Der Oberste Gerichtshof hat als Revisionsgericht in Arbeits- und Sozialrechtssachen durch den Senatspräsidenten des Obersten Gerichtshofes Dr. Resch als Vorsitzenden und durch die Hofräte des Obersten Gerichtshofes Mag. Engelmaier und Dr. Kellner sowie die fachkundigen Laienrichter Dr. Martin Meches und Claus Bauer als weitere Richter in der Sozialrechtssache der klagenden Partei Smajl K***, Waasenhammergasse 1, 8700 Leoben, vertreten durch Dr. Herwig Trnka, Rechtsanwalt in Leoben, wider die beklagte Partei P*** DER A***, Roßauer Lände 3, 1092 Wien, vertreten durch Dr. Kurt Scheffenegger, Rechtsanwalt in Wien, wegen Invaliditätspension, infolge Revision der beklagten Partei gegen das Urteil des Oberlandesgerichtes Graz als Berufungsgerichtes in Arbeits- und Sozialrechtssachen vom 25. Juni 1987, GZ. 8 Rs 1065/87-33, womit infolge Berufung der klagenden Partei das Urteil des Schiedsgerichtes der Sozialversicherung für Steiermark in Graz vom 10. April 1986, GZ. 9 C 216/85-12 (nunmehr 21 Cgs 98/87 des Kreisgerichtes Leoben als Arbeits- und Sozialgerichtes), abgeändert wurde, in nichtöffentlicher Sitzung den

Beschluß

gefaßt:

Spruch

Der Revision wird Folge gegeben. Die Urteile der Vorinstanzen werden aufgehoben. Die Rechtssache wird zur Ergänzung des Verfahrens und neuerlichen Entscheidung an das Kreisgericht Leoben als Arbeits- und Sozialgericht zurückverwiesen.

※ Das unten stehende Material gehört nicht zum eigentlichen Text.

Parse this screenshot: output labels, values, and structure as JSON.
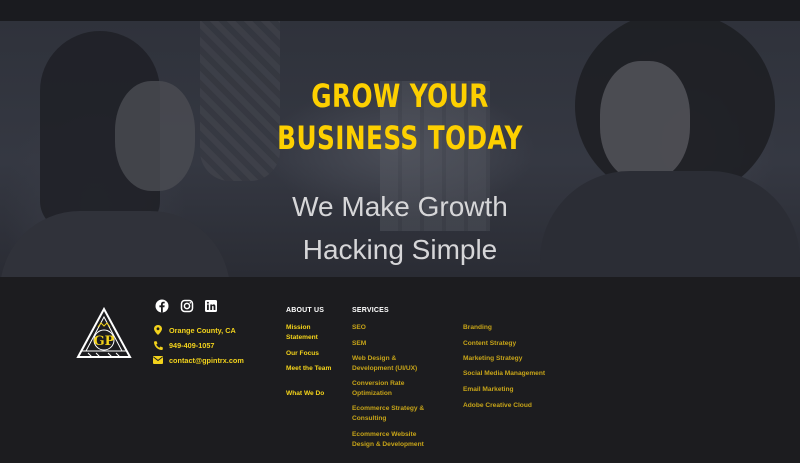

Die Kosten der Rechtsmittelverfahren bilden weitere Verfahrenskosten.

Text

Begründung:

Mit Bescheid vom 21. Oktober 1985 lehnte die Beklagte den Antrag des Klägers auf Zuerkennung einer Invaliditätspension ab. Der Kläger begehrt, die beklagte Partei zur Leistung einer Invaliditätspension ab 1.August 1985 zu verpflichten. Er sei bis 1972 - mit Unterbrechung durch den Militärdienst - als Gelegenheitsarbeiter in Jugoslawien beschäftigt gewesen. Von 1972 bis 1981 habe er mit kurzen Unterbrechungen bei Baufirmen als Hilfsarbeiter, aber auch als angelernter Maurer gearbeitet. Er könne auf Grund seines Leidenszustandes seine zuletzt ausgeübte Tätigkeit oder eine ähnliche Arbeit nicht mehr verrichten.

Die beklagte Partei beantragte die Abweisung der Klage. Der Kläger, der nach seinen eigenen Angaben im Jahre 1972 und von 1974 bis 1975 als Hilfsarbeiter, bis 1980 als Maurer, dies alles mit Unterbrechungen, gearbeitet habe, könne noch alle Arbeiten, die kein gutes Sehen erforderten, verrichten.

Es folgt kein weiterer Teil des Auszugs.